Stochastic Gross-Pitaevskii theory for a spin-1 Bose gas: Application to superfluidity in two dimensions

TL;DR

This paper introduces a stochastic Gross-Pitaevskii framework for spin-1 Bose gases, analyzing equilibrium phases and superfluid behavior in two dimensions, including a novel phase with independent mass and spin superflows.

Contribution

It develops a stochastic projected Gross-Pitaevskii equation for spin-1 gases and identifies a new superfluid phase with independent mass and spin superflows.

Findings

Identification of three superfluid phases, including a novel phase with independent mass and spin superflows.

Finite-temperature phase diagram for ferromagnetic spin-1 Bose gas.
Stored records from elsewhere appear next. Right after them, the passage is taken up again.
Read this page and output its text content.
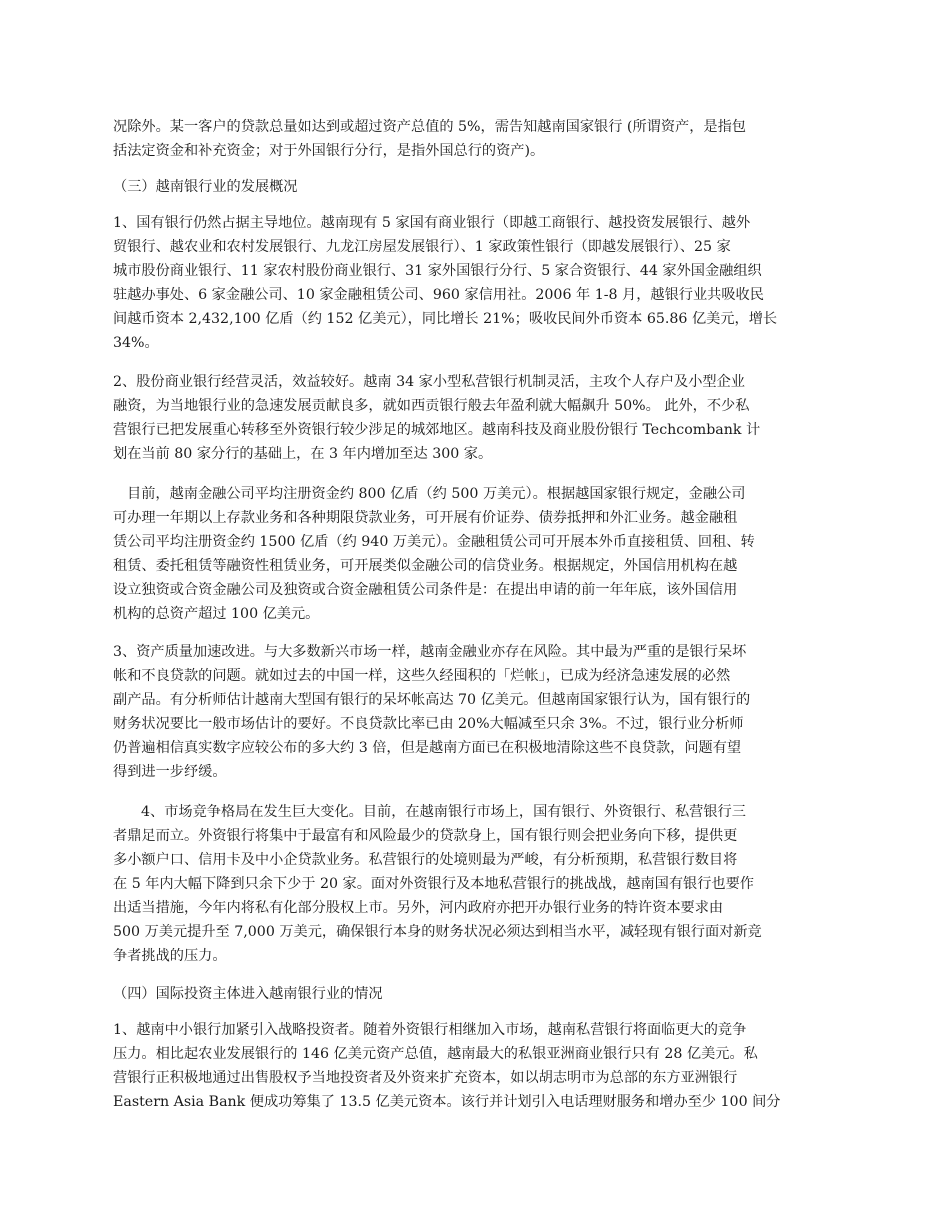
况除外。某一客户的贷款总量如达到或超过资产总值的 5%，需告知越南国家银行 (所谓资产，是指包
括法定资金和补充资金；对于外国银行分行，是指外国总行的资产)。
（三）越南银行业的发展概况
1、国有银行仍然占据主导地位。越南现有 5 家国有商业银行（即越工商银行、越投资发展银行、越外
贸银行、越农业和农村发展银行、九龙江房屋发展银行）、1 家政策性银行（即越发展银行）、25 家
城市股份商业银行、11 家农村股份商业银行、31 家外国银行分行、5 家合资银行、44 家外国金融组织
驻越办事处、6 家金融公司、10 家金融租赁公司、960 家信用社。2006 年 1-8 月，越银行业共吸收民
间越币资本 2,432,100 亿盾（约 152 亿美元），同比增长 21%；吸收民间外币资本 65.86 亿美元，增长
34%。
2、股份商业银行经营灵活，效益较好。越南 34 家小型私营银行机制灵活，主攻个人存户及小型企业
融资，为当地银行业的急速发展贡献良多，就如西贡银行般去年盈利就大幅飙升 50%。 此外，不少私
营银行已把发展重心转移至外资银行较少涉足的城郊地区。越南科技及商业股份银行 Techcombank 计
划在当前 80 家分行的基础上，在 3 年内增加至达 300 家。
目前，越南金融公司平均注册资金约 800 亿盾（约 500 万美元）。根据越国家银行规定，金融公司
可办理一年期以上存款业务和各种期限贷款业务，可开展有价证券、债券抵押和外汇业务。越金融租
赁公司平均注册资金约 1500 亿盾（约 940 万美元）。金融租赁公司可开展本外币直接租赁、回租、转
租赁、委托租赁等融资性租赁业务，可开展类似金融公司的信贷业务。根据规定，外国信用机构在越
设立独资或合资金融公司及独资或合资金融租赁公司条件是：在提出申请的前一年年底，该外国信用
机构的总资产超过 100 亿美元。
3、资产质量加速改进。与大多数新兴市场一样，越南金融业亦存在风险。其中最为严重的是银行呆坏
帐和不良贷款的问题。就如过去的中国一样，这些久经囤积的「烂帐」，已成为经济急速发展的必然
副产品。有分析师估计越南大型国有银行的呆坏帐高达 70 亿美元。但越南国家银行认为，国有银行的
财务状况要比一般市场估计的要好。不良贷款比率已由 20%大幅减至只余 3%。不过，银行业分析师
仍普遍相信真实数字应较公布的多大约 3 倍，但是越南方面已在积极地清除这些不良贷款，问题有望
得到进一步纾缓。
4、市场竞争格局在发生巨大变化。目前，在越南银行市场上，国有银行、外资银行、私营银行三
者鼎足而立。外资银行将集中于最富有和风险最少的贷款身上，国有银行则会把业务向下移，提供更
多小额户口、信用卡及中小企贷款业务。私营银行的处境则最为严峻，有分析预期，私营银行数目将
在 5 年内大幅下降到只余下少于 20 家。面对外资银行及本地私营银行的挑战战，越南国有银行也要作
出适当措施，今年内将私有化部分股权上市。另外，河内政府亦把开办银行业务的特许资本要求由
500 万美元提升至 7,000 万美元，确保银行本身的财务状况必须达到相当水平，减轻现有银行面对新竞
争者挑战的压力。
（四）国际投资主体进入越南银行业的情况
1、越南中小银行加紧引入战略投资者。随着外资银行相继加入市场，越南私营银行将面临更大的竞争
压力。相比起农业发展银行的 146 亿美元资产总值，越南最大的私银亚洲商业银行只有 28 亿美元。私
营银行正积极地通过出售股权予当地投资者及外资来扩充资本，如以胡志明市为总部的东方亚洲银行
Eastern Asia Bank 便成功筹集了 13.5 亿美元资本。该行并计划引入电话理财服务和增办至少 100 间分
Characterization of phase transitions via vortex unbinding and spin-component densities.

Abstract

This paper develops and implements the stochastic projected Gross-Pitaevskii equation for spin-1 Bose gases, addressing key considerations for numerical simulations. As an application of the theory we explore equilibrium phases in a two-dimensional spin-1 gas, where quasi-long-range order emerges via a Berezinskii-Kosterlitz-Thouless transition. Our analysis includes definition of superfluid densities for both mass and spin degrees of freedom, in a manner suitable for implementation within a stochastic projected Gross-Pitaevskii equation simulation. We present a finite-temperature phase diagram for the ferromagnetic spin-1 Bose gas and identify three distinct superfluid phases: two exhibiting conventional Berezinskii-Kosterlitz-Thouless-like behavior and a novel phase that simultaneously supports independent mass and spin superflows. As temperature increases, the stability region of this novel phase shrinks. We provide characterization of the phase transitions through consideration of the spin-component densities and the unbinding of multiple types of vortices. This work provides a foundation for further studies of nonequilibrium and finite-temperature phenomena in spinor Bose gases.